The implications of subunit interactions for the structure of the T cell receptor‐CD3 complex

Abstract

Cell surface-expressed receptors are often multichain complexes. One of these, the T cell receptor (TcR) alpha/beta-CD3 complex, is known to contain at least seven chains: the alpha and beta TcR chains plus the gamma, delta, epsilon and two zeta chains from the CD3 complex (alpha beta gamma delta epsilon zeta 2). To gain insight into the structure of the complex we have used anti-peptide antisera specific for the individual subunits of the complex, and nonionic and ionic detergents to determine subunit interactions within the complex. Four closely associated pairs of chains could be identified: alpha beta, zeta 2, gamma epsilon and delta epsilon. Interactions between the TcR alpha beta and either gamma epsilon or delta epsilon could be observed in the apparent absence of other CD3 chains. Furthermore, a hierarchy in the strength of the association between the TcR and the individual CD3 chains could be distinguished: TcR epsilon greater than TcR delta greater than TcR gamma.
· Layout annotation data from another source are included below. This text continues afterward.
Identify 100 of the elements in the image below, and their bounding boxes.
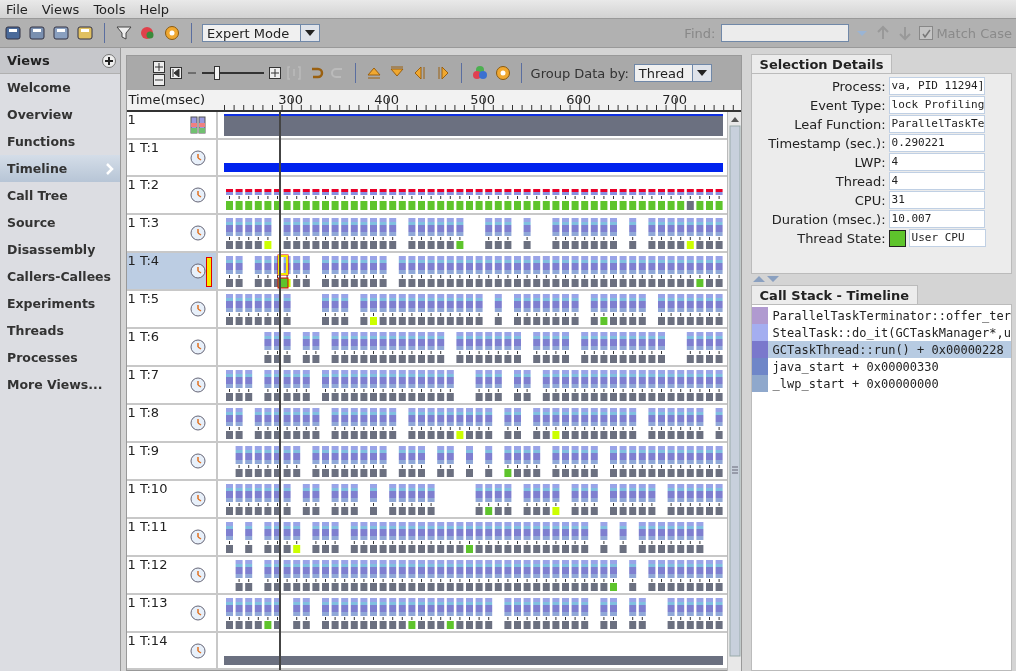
clock-icon [189,529,206,545]
thread-name: 1 T:14 [127,633,168,648]
view-item[interactable]: Call Tree [0,182,120,209]
thread-name: 1 T:12 [127,557,168,572]
plus-icon [270,69,279,77]
field-label: Leaf Function: [793,116,886,132]
thread-name: 1 T:10 [127,481,168,496]
thread-name: 1 T:11 [127,519,168,534]
menu-item[interactable]: Tools [93,1,126,17]
thread-name: 1 T:1 [127,140,160,155]
axis-title: Time(msec) [127,91,207,109]
field-label: Duration (msec.): [770,211,886,227]
thread-label[interactable]: 1 T:11 [126,519,218,555]
splitter-arrows-icon[interactable] [752,276,781,282]
settings-icon[interactable] [163,24,181,42]
axis-tick-label: 600 [566,92,591,107]
call-stack-tab[interactable]: Call Stack - Timeline [750,285,919,304]
selection-details-tab[interactable]: Selection Details [750,54,893,73]
clock-icon [189,415,206,431]
mode-dropdown[interactable]: Expert Mode [202,24,320,42]
clock-icon [189,453,206,469]
plus-icon [154,62,163,71]
views-title: Views [7,53,50,68]
settings-icon[interactable] [493,64,512,82]
clock-icon [189,567,206,583]
clock-icon [189,339,206,355]
group-by-dropdown[interactable]: Thread [633,64,712,82]
menu-item[interactable]: Views [41,1,80,17]
thread-label[interactable]: 1 T:6 [126,329,218,365]
view-item[interactable]: Experiments [0,290,120,317]
thread-label[interactable]: 1 T:4 [126,253,218,289]
field-value: lock Profiling [888,96,985,114]
first-icon [171,69,180,77]
field-value: 0.290221 [888,134,985,152]
thread-label[interactable]: 1 T:1 [126,140,218,175]
clock-icon [189,605,206,621]
field-label: Process: [830,78,886,94]
thread-label[interactable]: 1 T:8 [126,405,218,441]
view-item[interactable]: Overview [0,101,120,128]
thread-label[interactable]: 1 [126,112,218,138]
menu-item[interactable]: Help [139,1,170,17]
slider-thumb[interactable] [213,66,220,80]
axis-tick-label: 400 [374,92,399,107]
view-item[interactable]: Source [0,209,120,236]
zoom-out-button[interactable] [152,73,165,86]
clock-icon [189,491,206,507]
thread-label[interactable]: 1 T:5 [126,291,218,327]
axis-tick-label: 300 [278,92,303,107]
thread-label[interactable]: 1 T:10 [126,481,218,517]
group-by-label: Group Data by: [530,65,629,81]
view-item[interactable]: Threads [0,317,120,344]
field-label: Event Type: [808,97,886,113]
stack-frame[interactable]: _lwp_start + 0x00000000 [751,375,1011,392]
thread-name: 1 T:7 [127,367,160,382]
vertical-scrollbar[interactable] [726,112,741,671]
thread-label[interactable]: 1 T:9 [126,443,218,479]
view-item[interactable]: Disassembly [0,236,120,263]
clock-icon [189,263,206,279]
check-icon [921,28,931,38]
thread-name: 1 [127,112,136,127]
field-value: 4 [888,172,985,190]
stack-frame[interactable]: StealTask::do_it(GCTaskManager*,u [751,324,1011,341]
color-icon[interactable] [470,64,489,82]
bars-icon [189,116,206,134]
time-cursor[interactable] [278,112,281,670]
reset-zoom-button[interactable] [169,67,182,79]
view-item[interactable]: Welcome [0,74,120,101]
field-label: Timestamp (sec.): [767,135,886,151]
thread-name: 1 T:2 [127,177,160,192]
field-value: ParallelTaskTe [888,115,985,133]
zoom-in-button[interactable] [268,67,281,79]
view-item[interactable]: Functions [0,128,120,155]
thread-label[interactable]: 1 T:12 [126,557,218,593]
field-value: 4 [888,153,985,171]
thread-label[interactable]: 1 T:3 [126,215,218,251]
axis-tick-label: 700 [662,92,687,107]
view-item[interactable]: Timeline [0,155,120,182]
view-item[interactable]: Callers-Callees [0,263,120,290]
view-item[interactable]: More Views... [0,371,120,398]
thread-label[interactable]: 1 T:2 [126,177,218,213]
thread-name: 1 T:8 [127,405,160,420]
field-value: 31 [888,191,985,209]
thread-label[interactable]: 1 T:7 [126,367,218,403]
thread-label[interactable]: 1 T:14 [126,633,218,668]
field-value: va, PID 11294] [888,77,985,95]
clock-icon [189,301,206,317]
field-label: LWP: [853,154,886,170]
thread-name: 1 T:5 [127,291,160,306]
zoom-in-button[interactable] [152,60,165,73]
clock-icon [189,225,206,241]
view-item[interactable]: Processes [0,344,120,371]
stack-frame[interactable]: ParallelTaskTerminator::offer_ter [751,307,1011,324]
menu-item[interactable]: File [6,1,28,17]
stack-frame[interactable]: java_start + 0x00000330 [751,358,1011,375]
caret-icon [696,70,707,76]
field-value: 10.007 [888,210,985,228]
thread-label[interactable]: 1 T:13 [126,595,218,631]
filter-icon[interactable] [115,24,133,42]
stack-frame[interactable]: GCTaskThread::run() + 0x00000228 [751,341,1011,358]
add-icon[interactable] [101,53,116,68]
The zeta 2 dimer could only be detected in "intact" TcR-CD3 complexes shedding no light on possible interactions with either the TcR or CD3-gamma, delta and epsilon chains. Finally, cross-linking experiments suggest a close spatial relationship between the TcR alpha beta and both the CD3-gamma and CD3-epsilon chains. The results demonstrate that the methods used give valuable information on subunit interactions in a cell surface-expressed receptor complex and suggest a TcR-CD3 complex in which two epsilon chains are present, one linked to gamma and the other to delta. The data further indicate that gamma epsilon and delta epsilon complexes interact directly with the TcR chains. Based on the observations a model for the structure of the TcR-CD3 is presented and discussed.